A linguagem artística de João Carlos tem fortes raízes intuitivas. Ao ser perguntado sobre o que o faz perceber que algo pode render uma boa imagem, ele reflete por um instante e diz: "não sei. É chegar, bater o olho e fazer a foto". O empirismo anda de mãos dadas com a sensibilidade, e permite fotografias de forte apelo emocional - tudo com a naturalidade que a prática experimental proporciona. "Não costumo pensar no que eu quero fotografar e ainda não fotografei. Não faço essa projeção. Eu não sou fotógrafo. Nunca fiz curso, nem me especializei, nem tenho essa ambição. A minha experiência é a do cotidiano, da experimentação, da descoberta", avalia. As poucas exposições individuais refletem muito da personalidade do próprio artista, tímido. A despeito disso - sabendo-se do desperdício que é ter um talento e guardá-lo só para si - algumas de suas belas obras podem ser apreciadas nos enormes painéis fotográficos encontrados em cada prédio da Leal Moreira.

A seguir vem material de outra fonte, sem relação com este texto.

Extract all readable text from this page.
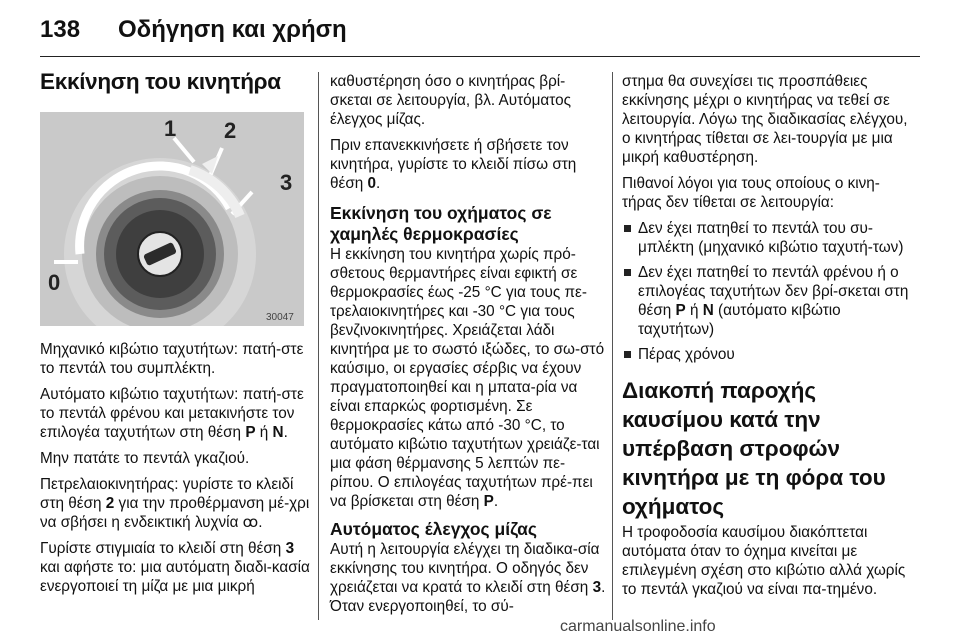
138 Οδήγηση και χρήση
Εκκίνηση του κινητήρα
0
1 2
3
30047

Μηχανικό κιβώτιο ταχυτήτων: πατή-στε το πεντάλ του συμπλέκτη.

Αυτόματο κιβώτιο ταχυτήτων: πατή-στε το πεντάλ φρένου και μετακινήστε τον επιλογέα ταχυτήτων στη θέση P ή N.

Μην πατάτε το πεντάλ γκαζιού.

Πετρελαιοκινητήρας: γυρίστε το κλειδί στη θέση 2 για την προθέρμανση μέ-χρι να σβήσει η ενδεικτική λυχνία ꝏ.

Γυρίστε στιγμιαία το κλειδί στη θέση 3 και αφήστε το: μια αυτόματη διαδι-κασία ενεργοποιεί τη μίζα με μια μικρή

καθυστέρηση όσο ο κινητήρας βρί-σκεται σε λειτουργία, βλ. Αυτόματος έλεγχος μίζας.

Πριν επανεκκινήσετε ή σβήσετε τον κινητήρα, γυρίστε το κλειδί πίσω στη θέση 0.

Εκκίνηση του οχήματος σε χαμηλές θερμοκρασίες

Η εκκίνηση του κινητήρα χωρίς πρό-σθετους θερμαντήρες είναι εφικτή σε θερμοκρασίες έως -25 °C για τους πε-τρελαιοκινητήρες και -30 °C για τους βενζινοκινητήρες. Χρειάζεται λάδι κινητήρα με το σωστό ιξώδες, το σω-στό καύσιμο, οι εργασίες σέρβις να έχουν πραγματοποιηθεί και η μπατα-ρία να είναι επαρκώς φορτισμένη. Σε θερμοκρασίες κάτω από -30 °C, το αυτόματο κιβώτιο ταχυτήτων χρειάζε-ται μια φάση θέρμανσης 5 λεπτών πε-ρίπου. Ο επιλογέας ταχυτήτων πρέ-πει να βρίσκεται στη θέση P.

Αυτόματος έλεγχος μίζας

Αυτή η λειτουργία ελέγχει τη διαδικα-σία εκκίνησης του κινητήρα. Ο οδηγός δεν χρειάζεται να κρατά το κλειδί στη θέση 3. Όταν ενεργοποιηθεί, το σύ-

στημα θα συνεχίσει τις προσπάθειες εκκίνησης μέχρι ο κινητήρας να τεθεί σε λειτουργία. Λόγω της διαδικασίας ελέγχου, ο κινητήρας τίθεται σε λει-τουργία με μια μικρή καθυστέρηση.

Πιθανοί λόγοι για τους οποίους ο κινη-τήρας δεν τίθεται σε λειτουργία:

Δεν έχει πατηθεί το πεντάλ του συ-μπλέκτη (μηχανικό κιβώτιο ταχυτή-των)
Δεν έχει πατηθεί το πεντάλ φρένου ή ο επιλογέας ταχυτήτων δεν βρί-σκεται στη θέση P ή N (αυτόματο κιβώτιο ταχυτήτων)
Πέρας χρόνου
Διακοπή παροχής καυσίμου κατά την υπέρβαση στροφών κινητήρα με τη φόρα του οχήματος

Η τροφοδοσία καυσίμου διακόπτεται αυτόματα όταν το όχημα κινείται με επιλεγμένη σχέση στο κιβώτιο αλλά χωρίς το πεντάλ γκαζιού να είναι πα-τημένο.

carmanualsonline.info
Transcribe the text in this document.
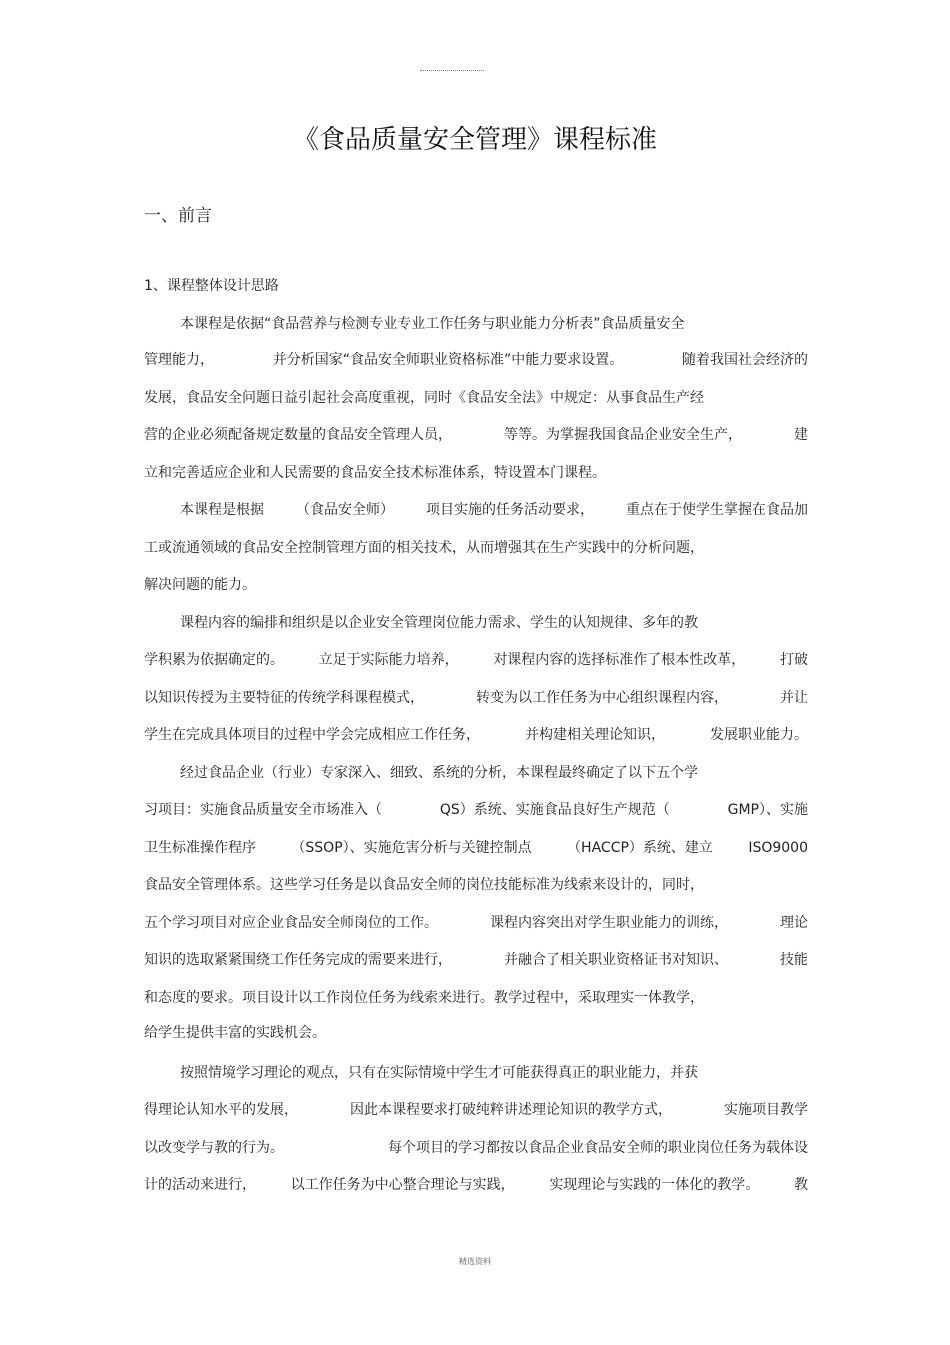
《食品质量安全管理》课程标准
一、前言
1、课程整体设计思路
本课程是依据“食品营养与检测专业专业工作任务与职业能力分析表”食品质量安全
管理能力，	并分析国家“食品安全师职业资格标准”中能力要求设置。	随着我国社会经济的
发展，食品安全问题日益引起社会高度重视，同时《食品安全法》中规定：从事食品生产经
营的企业必须配备规定数量的食品安全管理人员，	等等。为掌握我国食品企业安全生产，	建
立和完善适应企业和人民需要的食品安全技术标准体系，特设置本门课程。
本课程是根据 （食品安全师） 项目实施的任务活动要求， 重点在于使学生掌握在食品加
工或流通领域的食品安全控制管理方面的相关技术，从而增强其在生产实践中的分析问题，
解决问题的能力。
课程内容的编排和组织是以企业安全管理岗位能力需求、学生的认知规律、多年的教
学积累为依据确定的。 立足于实际能力培养， 对课程内容的选择标准作了根本性改革， 打破
以知识传授为主要特征的传统学科课程模式，	转变为以工作任务为中心组织课程内容，	并让
学生在完成具体项目的过程中学会完成相应工作任务，	并构建相关理论知识，	发展职业能力。
经过食品企业（行业）专家深入、细致、系统的分析，本课程最终确定了以下五个学
习项目：实施食品质量安全市场准入（	QS）系统、实施食品良好生产规范（	GMP）、实施
卫生标准操作程序	（SSOP）、实施危害分析与关键控制点	（HACCP）系统、建立	ISO9000
食品安全管理体系。这些学习任务是以食品安全师的岗位技能标准为线索来设计的，同时，
五个学习项目对应企业食品安全师岗位的工作。	课程内容突出对学生职业能力的训练，	理论
知识的选取紧紧围绕工作任务完成的需要来进行，	并融合了相关职业资格证书对知识、	技能
和态度的要求。项目设计以工作岗位任务为线索来进行。教学过程中，采取理实一体教学，
给学生提供丰富的实践机会。
按照情境学习理论的观点，只有在实际情境中学生才可能获得真正的职业能力，并获
得理论认知水平的发展，	因此本课程要求打破纯粹讲述理论知识的教学方式，	实施项目教学
以改变学与教的行为。	每个项目的学习都按以食品企业食品安全师的职业岗位任务为载体设
计的活动来进行， 以工作任务为中心整合理论与实践， 实现理论与实践的一体化的教学。 教
精选资料
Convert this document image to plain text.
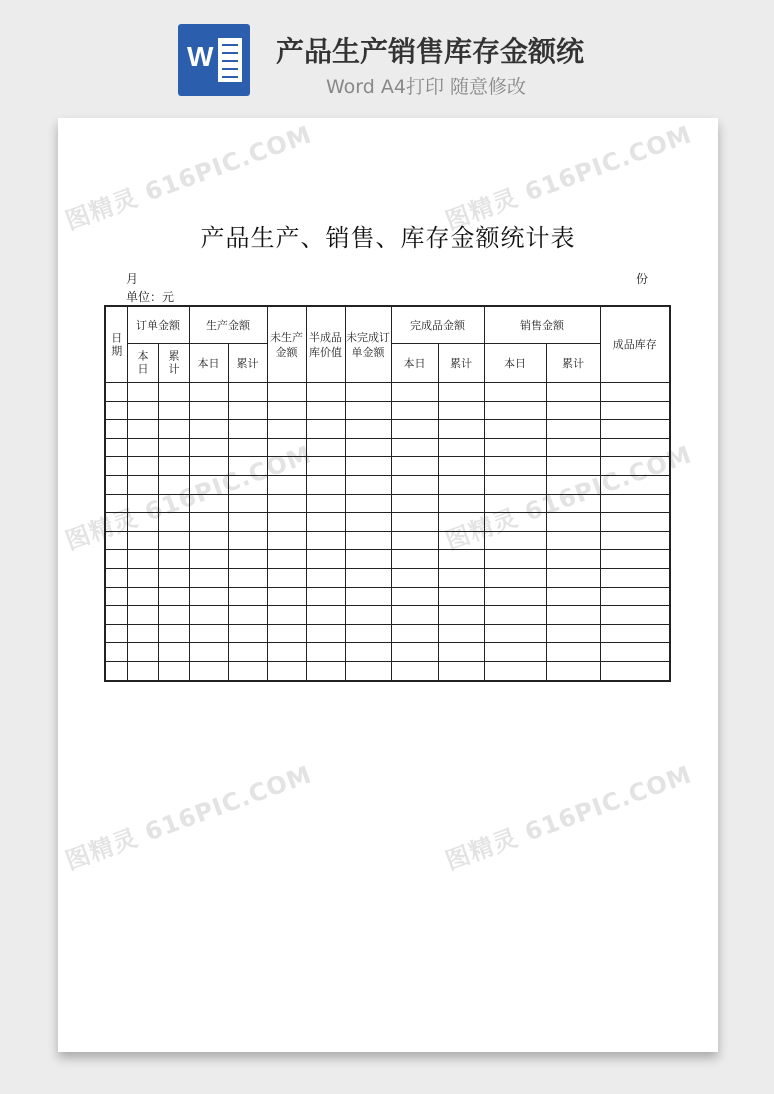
W 产品生产销售库存金额统
Word A4打印 随意修改
图精灵 616PIC.COM	图精灵 616PIC.COM
图精灵 616PIC.COM	图精灵 616PIC.COM
图精灵 616PIC.COM	图精灵 616PIC.COM
产品生产、销售、库存金额统计表
月	份
单位：元
日期	订单金额		生产金额		未生产金额	半成品库价值	未完成订单金额	完成品金额		销售金额		成品库存
	本日	累计	本日	累计				本日	累计	本日	累计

Para além da intuição, outro aspecto íntimo se relaciona com a narrativa visual que Moreira propõe: a memória. Em seu trabalho, a fotografia sugere um caminho à construção das lembranças - de ida e de volta. "Há fotos que são feitas intencionalmente. Por exemplo, minha foto preferida foi feita de propósito. Eu olhei à minha volta, achei a luz bonita, a atmosfera pós-chuva, intimista e melancólica... Tudo ali parecia favorecer um registro, pra ser guardado. Outras vezes, a fotografia acontece de um jeito meio despretensioso e o resultado surpreende. Pode acontecer de a foto ser feita para que se lembre daquele momento; ou de aquele momento só ser lembrado porque a foto proporciona isso. Os dois caminhos são reais".  



Apesar da preferência pelas características mais artesanais da fotografia, João Carlos não é, nem um pouco, um avesso à tecnologia. Mas mesmo assim, ele - que, deixa claro, não tem Instagram - enxerga as luzes e sombras da modernização na captura de imagens. Um lado bom? A passagem do analógico para o digital. A aprovação vem de uma experiência pessoal: "houve uma vez em que fiz uma viagem, fotografei bastante... E perdi praticamente 70% das imagens. O que aconteceu foi que eu fazia a foto e ela estava perfeita no visor; mas, ao revelar, só era possível ver a metade. Todas as fotos apareciam cortadas. Foi uma decepção muito grande. Nesse momento, decidi aposentar o filme. Com a digital, eu posso até perder alguma coisa. Mas sei exatamente o que eu tenho nas mãos, como vai ficar o resultado...", conta. Como demérito da facilidade, está a desimportância no trato com a arte. "Hoje a facilidade banalizou um pouco a fotografia. Não é raro ver essa banalidade levando as pessoas a percorrer os mesmos caminhos fotográficos. É muito fácil, hoje, tirar uma foto, acrescentar um filtro e pronto. Não é que eu veja isso como algo ruim, mas eu prefiro o método mais tradicional. Quem é apaixonado, quem quer fazer do melhor jeito possível, quem quer testar algo diferente".

Para quem compartilha da mesma paixão e gostaria de se aventurar atrás de uma câmera, João Carlos Moreira não sugere nenhum tipo de acrobacia ou coisa que o valha. O ensinamento ofertado é simples - e sábio como só coisas simples conseguem ser. "A minha dica pra todo mundo que gosta de fotografar é uma só: olhe pra trás". Sim, é só isso. Afinal, um olhar é capaz de mudar muita coisa. "Se você está andando por uma rua, quando chegar lá adiante, vire-se em direção ao ponto de onde você veio. Você vai ver algo completamente diferente do que a sua visão inicial. É coisa de dois segundos. Olhe para trás e veja o que acontece. Você pode achar algo lindo que teria deixado passar se não virasse". Ao receber o pedido de definir sua relação com a arte de fotografar, é à beleza e ao amor que Moreira recorre. "Fotografia é um resgate do coração. Só o que nos toca é fotografado. No futuro, rimos, choramos ou ficamos indiferentes às coisas que estavam à nossa volta, às experiências que tivemos. De um modo ou de outro, é uma maneira de ver no futuro o que ficou no passado".